Credit Scores, Criminal Background Checks and Hiding the Bad Apples

A number of people (Slacktivist, Kevin Drum, Matt Yglesias, Megan Mcardle) are debating the use of credit scores in employment.  Credit scores are useful at predicting all kinds of things including, for example, car accidents so there is good reason to believe that they are useful in employment. The above commentators tend to focus on the potential for scores to hurt the poor but that is not obvious.  Consider a similar issue: Should employers be allowed to use background criminal checks when hiring?

One argument against is that black men are more likely to have criminal backgrounds and thus these criminal background checks discriminate against black men.  Let's put aside the normative issues. What’s surprising is that under plausible circumstances criminal background checks can lead to an increase in the employment of black men. The reason is that without the background check employers face a risk that their employees are ex-cons. If employers are very averse to hiring ex-cons then they will seek to reduce this risk and one way of doing so is by not hiring any black men. As a result, a background check allows non ex-cons to distinguish themselves from the pack and to be hired. Furthermore, when background checks exist, non ex-cons know that they will not face statistical discrimination and thus have an increased incentive to invest in skills.

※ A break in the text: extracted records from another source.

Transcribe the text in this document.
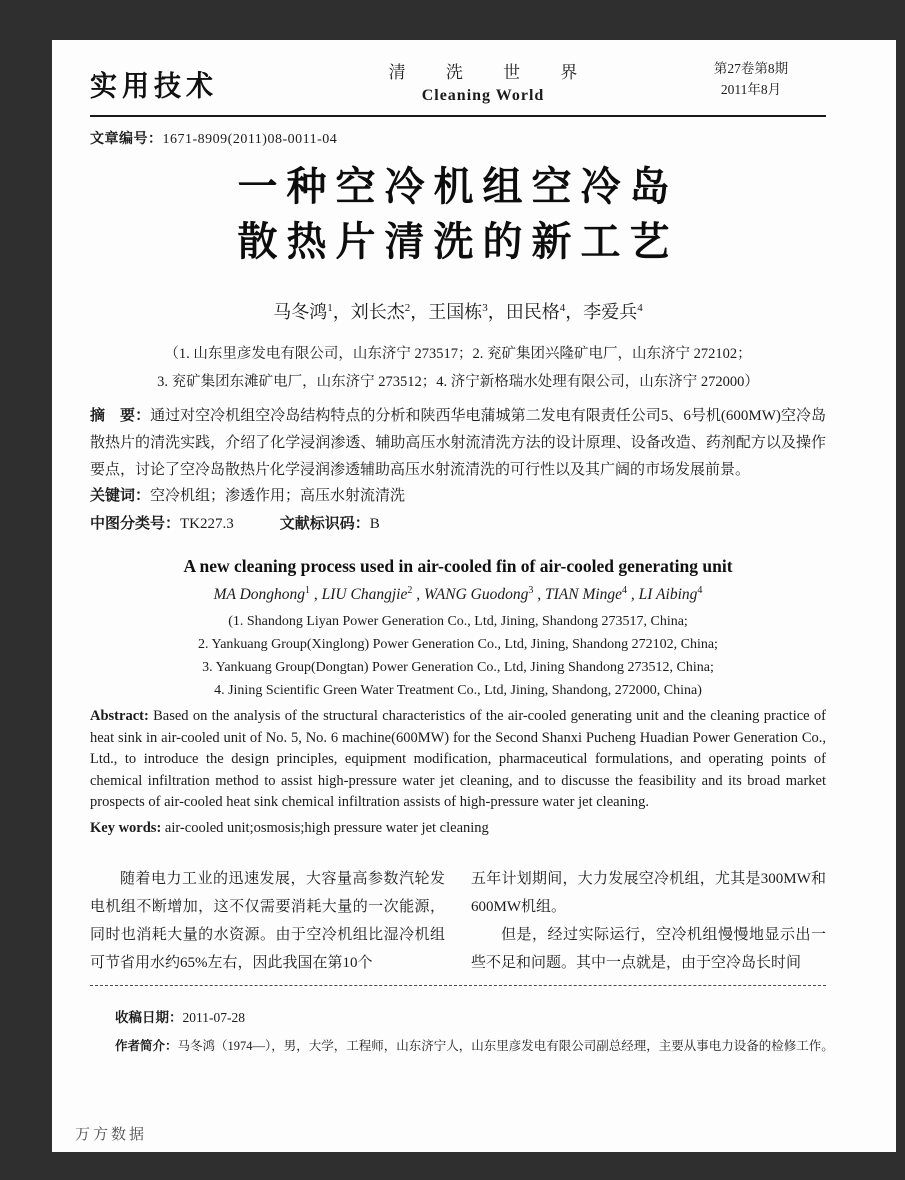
实用技术	清 洗 世 界
Cleaning World
第27卷第8期
2011年8月
文章编号：1671-8909(2011)08-0011-04
一种空冷机组空冷岛
散热片清洗的新工艺
马冬鸿$^1$，刘长杰$^2$，王国栋$^3$，田民格$^4$，李爱兵$^4$
（1. 山东里彦发电有限公司，山东济宁 273517；2. 兖矿集团兴隆矿电厂，山东济宁 272102；
3. 兖矿集团东滩矿电厂，山东济宁 273512；4. 济宁新格瑞水处理有限公司，山东济宁 272000）

摘　要：通过对空冷机组空冷岛结构特点的分析和陕西华电蒲城第二发电有限责任公司5、6号机(600MW)空冷岛散热片的清洗实践，介绍了化学浸润渗透、辅助高压水射流清洗方法的设计原理、设备改造、药剂配方以及操作要点，讨论了空冷岛散热片化学浸润渗透辅助高压水射流清洗的可行性以及其广阔的市场发展前景。

关键词：空冷机组；渗透作用；高压水射流清洗

中图分类号：TK227.3	文献标识码：B

A new cleaning process used in air-cooled fin of air-cooled generating unit
MA Donghong$^1$ , LIU Changjie$^2$ , WANG Guodong$^3$ , TIAN Minge$^4$ , LI Aibing$^4$
(1. Shandong Liyan Power Generation Co., Ltd, Jining, Shandong 273517, China;
2. Yankuang Group(Xinglong) Power Generation Co., Ltd, Jining, Shandong 272102, China;
3. Yankuang Group(Dongtan) Power Generation Co., Ltd, Jining Shandong 273512, China;
4. Jining Scientific Green Water Treatment Co., Ltd, Jining, Shandong, 272000, China)

Abstract: Based on the analysis of the structural characteristics of the air-cooled generating unit and the cleaning practice of heat sink in air-cooled unit of No. 5, No. 6 machine(600MW) for the Second Shanxi Pucheng Huadian Power Generation Co., Ltd., to introduce the design principles, equipment modification, pharmaceutical formulations, and operating points of chemical infiltration method to assist high-pressure water jet cleaning, and to discusse the feasibility and its broad market prospects of air-cooled heat sink chemical infiltration assists of high-pressure water jet cleaning.

Key words: air-cooled unit;osmosis;high pressure water jet cleaning

随着电力工业的迅速发展，大容量高参数汽轮发电机组不断增加，这不仅需要消耗大量的一次能源，同时也消耗大量的水资源。由于空冷机组比湿冷机组可节省用水约65%左右，因此我国在第10个

五年计划期间，大力发展空冷机组，尤其是300MW和600MW机组。

但是，经过实际运行，空冷机组慢慢地显示出一些不足和问题。其中一点就是，由于空冷岛长时间

收稿日期：2011-07-28

作者简介：马冬鸿（1974—），男，大学，工程师，山东济宁人，山东里彦发电有限公司副总经理，主要从事电力设备的检修工作。

万方数据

Consistent with this reasoning, although not demonstrative of the net effect, Holzer, Raphael and Stoll find that:

…employers who check criminal backgrounds are more likely to hire
African American workers, especially men. This effect is stronger among
those employers who report an aversion to hiring those with criminal
records than among those who do not.

My view is actually that criminals face too many post-crime impediments to reintegrating themselves within the workforce.  Private incentives not to take a risk on an ex-con do not cohere with social incentives to reintegrate workers into society and thus we get too little hiring of ex-cons.  As a result, ex-cons face a low opportunity cost of recidivism.

Nevertheless, banning criminal background checks or credit scores is probably not the best way to combat these types of problem.  Banning criminal background checks increases the incentive to rely on less accurate statistical discrimination which discriminates against the innocent and reduces the incentive to invest in skills.  In short, hiding the bad apples among the good comes at the expense of the good.